La région Moyen-Orient et Afrique du Nord (MENA) fait face à des défis particuliers dans la lutte contre le VIH/Sida. Le nombre de nouvelles infections continue d’augmenter, avec des taux de croissance préoccupants. En 2023, la région a enregistré une augmentation notable des nouvelles infections, contrairement aux tendances mondiales de diminution. Les obstacles dans la région MENA incluent des lois répressives et discriminatoires qui limitent l’accès des populations clés aux services de prévention et de traitement. Les personnes vivant avec le VIH y font face à une stigmatisation et à une discrimination importante, ce qui complique encore leur accès aux soins. Le financement insuffisant et les politiques anti-droits exacerbent ces problèmes, rendant la réponse au VIH dans cette région particulièrement complexe.
Cependant, certains pays de la région commencent à faire des progrès. Le Maroc, par exemple, le seul pays de la région où une baisse des nouvelles infections et des décès est enregistré, a renforcé ses programmes de prévention et de traitement, avec un accent sur les populations clés.

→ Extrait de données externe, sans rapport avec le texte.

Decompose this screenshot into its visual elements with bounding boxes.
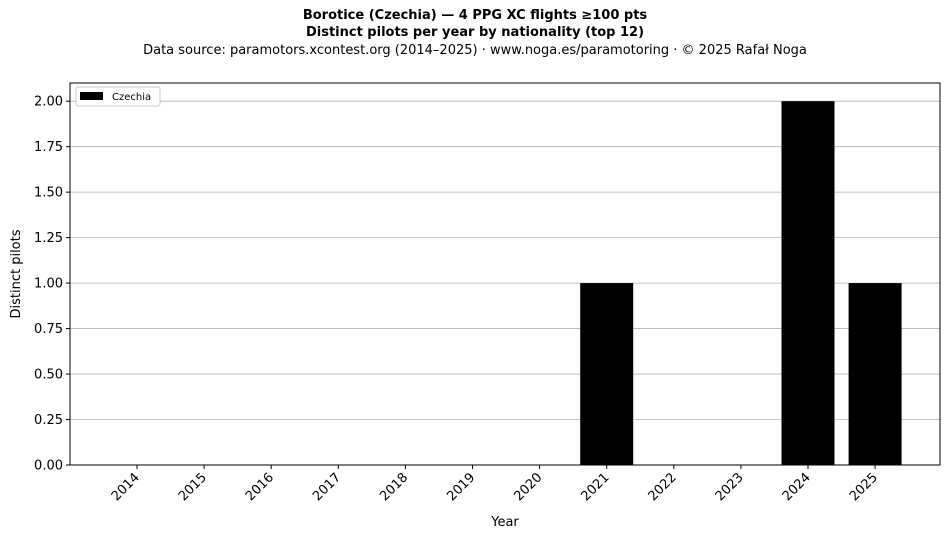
y-tick-label: 1.00 [34,277,63,292]
y-tick-label: 0.50 [34,368,63,383]
x-tick-label: 2014 [109,470,143,504]
y-axis-label: Distinct pilots [9,229,24,318]
x-tick-label: 2019 [444,470,478,504]
x-tick-label: 2016 [243,470,277,504]
x-tick-label: 2025 [847,470,881,504]
x-tick-label: 2015 [176,470,210,504]
y-tick-label: 0.25 [34,413,63,428]
y-tick-label: 0.00 [34,459,63,474]
legend: Czechia [75,86,161,107]
chart-subtitle: Distinct pilots per year by nationality … [305,25,645,40]
chart-title: Borotice (Czechia) — 4 PPG XC flights ≥1… [302,8,648,23]
x-tick-label: 2017 [310,470,344,504]
y-tick-label: 1.25 [34,231,63,246]
bar-2021 [580,283,634,465]
x-axis: 2014 2015 2016 2017 2018 2019 2020 2021 2022 2023… [109,465,881,504]
x-axis-label: Year [490,515,519,530]
y-tick-label: 2.00 [34,95,63,110]
legend-swatch-czechia [80,92,103,100]
x-tick-label: 2022 [646,470,680,504]
x-tick-label: 2018 [377,470,411,504]
bar-2024 [781,101,835,465]
x-tick-label: 2023 [713,470,747,504]
bars [580,101,902,465]
legend-label-czechia: Czechia [112,92,151,103]
y-axis: 0.00 0.25 0.50 0.75 1.00 1.25 1.50 1.75 2.00 [34,95,70,474]
legend-box [75,86,161,107]
data-source-note: Data source: paramotors.xcontest.org (20… [143,43,807,58]
x-tick-label: 2020 [511,470,545,504]
y-tick-label: 0.75 [34,322,63,337]
y-tick-label: 1.75 [34,140,63,155]
x-tick-label: 2024 [780,470,814,504]
y-tick-label: 1.50 [34,186,63,201]
plot-frame [69,82,941,466]
bar-2025 [848,283,902,465]
x-tick-label: 2021 [579,470,613,504]
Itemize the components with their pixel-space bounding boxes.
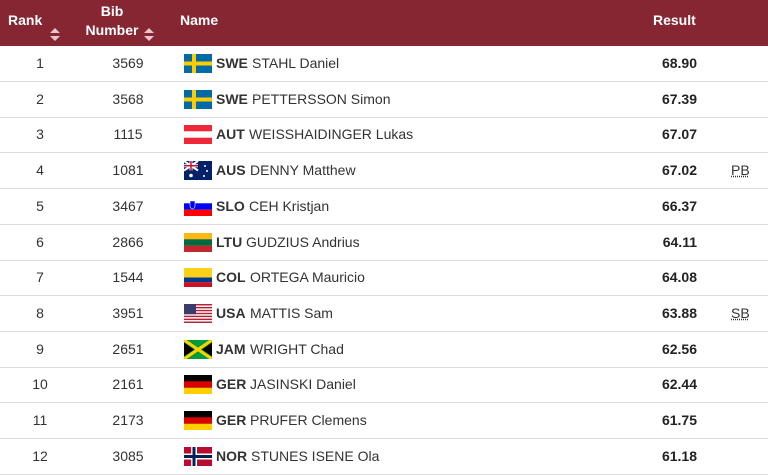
result-row: 4 1081 AUS DENNY Matthew 67.02 PB [0, 153, 768, 190]
athlete-name: WRIGHT Chad [250, 340, 344, 357]
athlete-name: WEISSHAIDINGER Lukas [249, 126, 414, 143]
flag [184, 446, 212, 466]
result: 68.90 [661, 55, 697, 71]
name-header: Name [180, 12, 219, 28]
result-row: 5 3467 SLO CEH Kristjan 66.37 [0, 189, 768, 225]
flag [184, 303, 212, 323]
country-code: JAM [216, 340, 246, 357]
athlete-name: ORTEGA Mauricio [250, 269, 365, 286]
result: 64.08 [661, 269, 697, 286]
result: 61.75 [661, 412, 697, 428]
athlete-name: GUDZIUS Andrius [246, 233, 360, 250]
bib-number: 2161 [112, 376, 144, 393]
flag [184, 411, 212, 430]
rank: 7 [36, 269, 44, 286]
athlete-name: STAHL Daniel [252, 55, 340, 71]
result-row: 3 1115 AUT WEISSHAIDINGER Lukas 67.07 [0, 117, 768, 154]
sort-icon[interactable] [144, 28, 154, 42]
country-code: SWE [216, 90, 248, 107]
bib-number: 3569 [112, 55, 144, 71]
record-note: PB [731, 162, 750, 179]
country-code: SWE [216, 55, 248, 71]
athlete-name: MATTIS Sam [250, 304, 333, 321]
result-row: 9 2651 JAM WRIGHT Chad 62.56 [0, 332, 768, 368]
athlete-name: CEH Kristjan [249, 197, 330, 214]
result: 67.02 [661, 162, 697, 179]
result-row: 10 2161 GER JASINSKI Daniel 62.44 [0, 367, 768, 404]
athlete-name: JASINSKI Daniel [250, 376, 356, 393]
athlete-name: DENNY Matthew [250, 162, 356, 179]
bib-number: 3951 [112, 304, 144, 321]
flag [184, 196, 212, 216]
flag [184, 89, 212, 109]
bib-number: 2651 [112, 340, 144, 357]
athlete-name: PRUFER Clemens [250, 412, 367, 428]
bib-number: 1115 [113, 126, 143, 143]
rank-header[interactable]: Rank [8, 12, 43, 28]
country-code: GER [216, 412, 247, 428]
bib-number: 3568 [112, 90, 144, 107]
flag [184, 268, 212, 288]
country-code: SLO [216, 197, 245, 214]
rank: 9 [36, 340, 44, 357]
record-note: SB [731, 304, 750, 321]
athlete-name: PETTERSSON Simon [252, 90, 391, 107]
flag [184, 161, 212, 181]
country-code: NOR [216, 447, 248, 464]
athlete-name: STUNES ISENE Ola [251, 447, 380, 464]
bib-number: 1544 [112, 269, 144, 286]
result: 62.44 [661, 376, 697, 393]
result: 66.37 [661, 197, 697, 214]
result: 61.18 [661, 447, 697, 464]
sort-icon[interactable] [50, 28, 60, 42]
result: 63.88 [661, 304, 697, 321]
rank: 3 [36, 126, 44, 143]
rank: 4 [36, 162, 44, 179]
rank: 12 [32, 447, 48, 464]
country-code: AUS [216, 162, 246, 179]
country-code: USA [216, 304, 246, 321]
country-code: LTU [216, 233, 243, 250]
flag [184, 232, 212, 252]
bib-number: 2866 [112, 233, 144, 250]
bib-header[interactable]: Bib Number [85, 3, 139, 38]
result-row: 6 2866 LTU GUDZIUS Andrius 64.11 [0, 225, 768, 261]
result: 62.56 [661, 340, 697, 357]
result-row: 7 1544 COL ORTEGA Mauricio 64.08 [0, 260, 768, 297]
result: 64.11 [662, 233, 697, 250]
country-code: GER [216, 376, 247, 393]
rank: 11 [32, 412, 48, 428]
rank: 5 [36, 197, 44, 214]
result-row: 1 3569 SWE STAHL Daniel 68.90 [0, 46, 768, 82]
flag [184, 125, 212, 145]
result: 67.07 [661, 126, 697, 143]
rank: 1 [36, 55, 44, 71]
rank: 6 [36, 233, 44, 250]
flag [184, 339, 212, 359]
bib-number: 3467 [112, 197, 144, 214]
result-row: 12 3085 NOR STUNES ISENE Ola 61.18 [0, 439, 768, 475]
result-row: 2 3568 SWE PETTERSSON Simon 67.39 [0, 82, 768, 118]
result-row: 11 2173 GER PRUFER Clemens 61.75 [0, 403, 768, 439]
flag [184, 54, 212, 73]
bib-number: 1081 [112, 162, 144, 179]
bib-number: 3085 [112, 447, 144, 464]
rank: 10 [32, 376, 48, 393]
bib-number: 2173 [112, 412, 144, 428]
flag [184, 375, 212, 395]
result: 67.39 [661, 90, 697, 107]
result-header: Result [653, 12, 696, 28]
rank: 2 [36, 90, 44, 107]
country-code: COL [216, 269, 246, 286]
rank: 8 [36, 304, 44, 321]
result-row: 8 3951 USA MATTIS Sam 63.88 SB [0, 296, 768, 332]
country-code: AUT [216, 126, 245, 143]
table-header: Rank Bib Number Name Result [0, 0, 768, 46]
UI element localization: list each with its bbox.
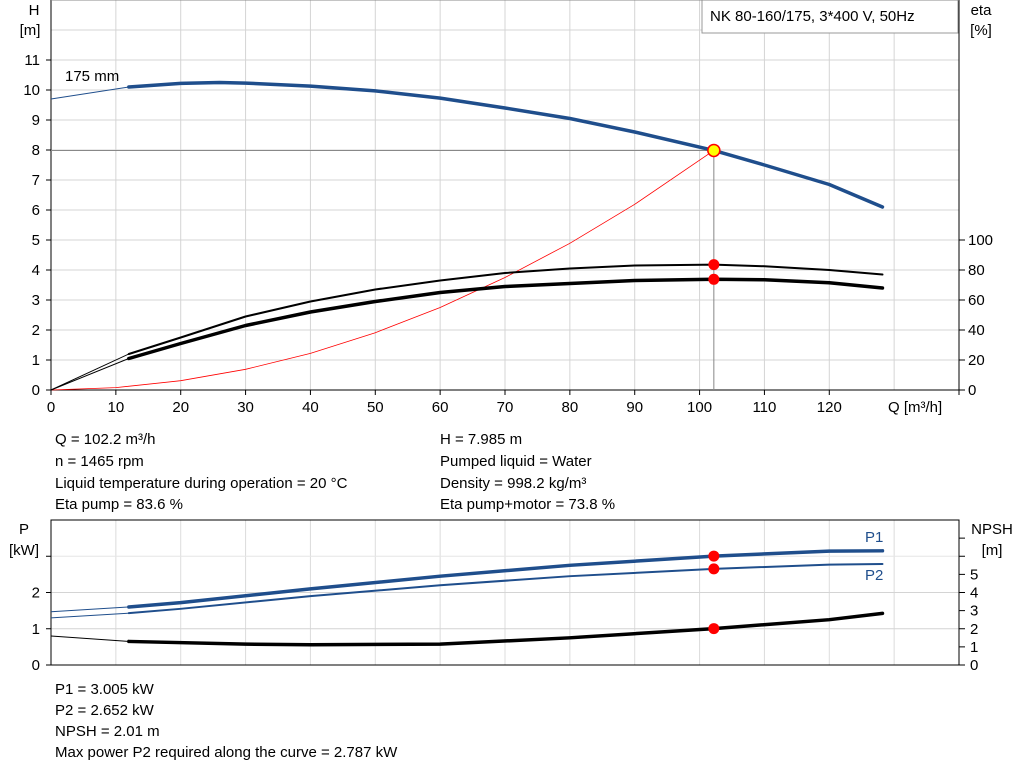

Le pays travaille également à améliorer l’accès aux nouvelles technologies de prévention, telles que la PrEP, bien que des efforts supplémentaires soient nécessaires pour atteindre les objectifs fixés.
Le rapport de l’Onusida est un appel clair à l’action : pour mettre fin au Sida, les dirigeants doivent faire des choix politiques et financiers audacieux. Les coûts de l’inaction seraient exponentiellement plus élevés que ceux de l’investissement nécessaire. Il est impératif que les gouvernements, les donateurs et les organisations internationales redoublent d’efforts pour combler les lacunes de financement et renforcer les systèmes de santé. Les citoyens ont également un rôle crucial à jouer. En exigeant des actions concrètes de leurs dirigeants et en soutenant les initiatives communautaires, ils peuvent contribuer à maintenir la pression sur les décideurs politiques pour qu’ils prennent les mesures nécessaires.
Avec sa nouvelle stratégie intégrée de lutte contre le VIH/HV/IST 2024-2030, pour le Maroc, s’engager pleinement dans cette lutte signifie non seulement protéger la santé publique, mais aussi renforcer les systèmes de santé et promouvoir l’équité sociale en mettant l’accent sur les populations clés et vulnérables et en assurant l’accès universel aux soins de prévention et de traitement. Les autorités marocaines ont déjà pris des mesures importantes dans la lutte contre le VIH, mais des efforts supplémentaires sont nécessaires pour éliminer les barrières restantes et garantir que personne n’est laissé pour compte. La collaboration avec les ONG locales et les partenaires internationaux sera cruciale pour atteindre ces objectifs.
Le Sida est à la croisée des chemins. L’engagement des dirigeants à prendre les bonnes décisions dès maintenant est crucial. Nous, en tant que citoyens, devons veiller à ce que cet engagement soit tenu pour construire un avenir sans Sida. En travaillant ensemble, en investissant dans des solutions durables et en garantissant l’accès équitable aux soins, nous pouvons réaliser l’objectif de mettre fin au Sida d’ici 2030.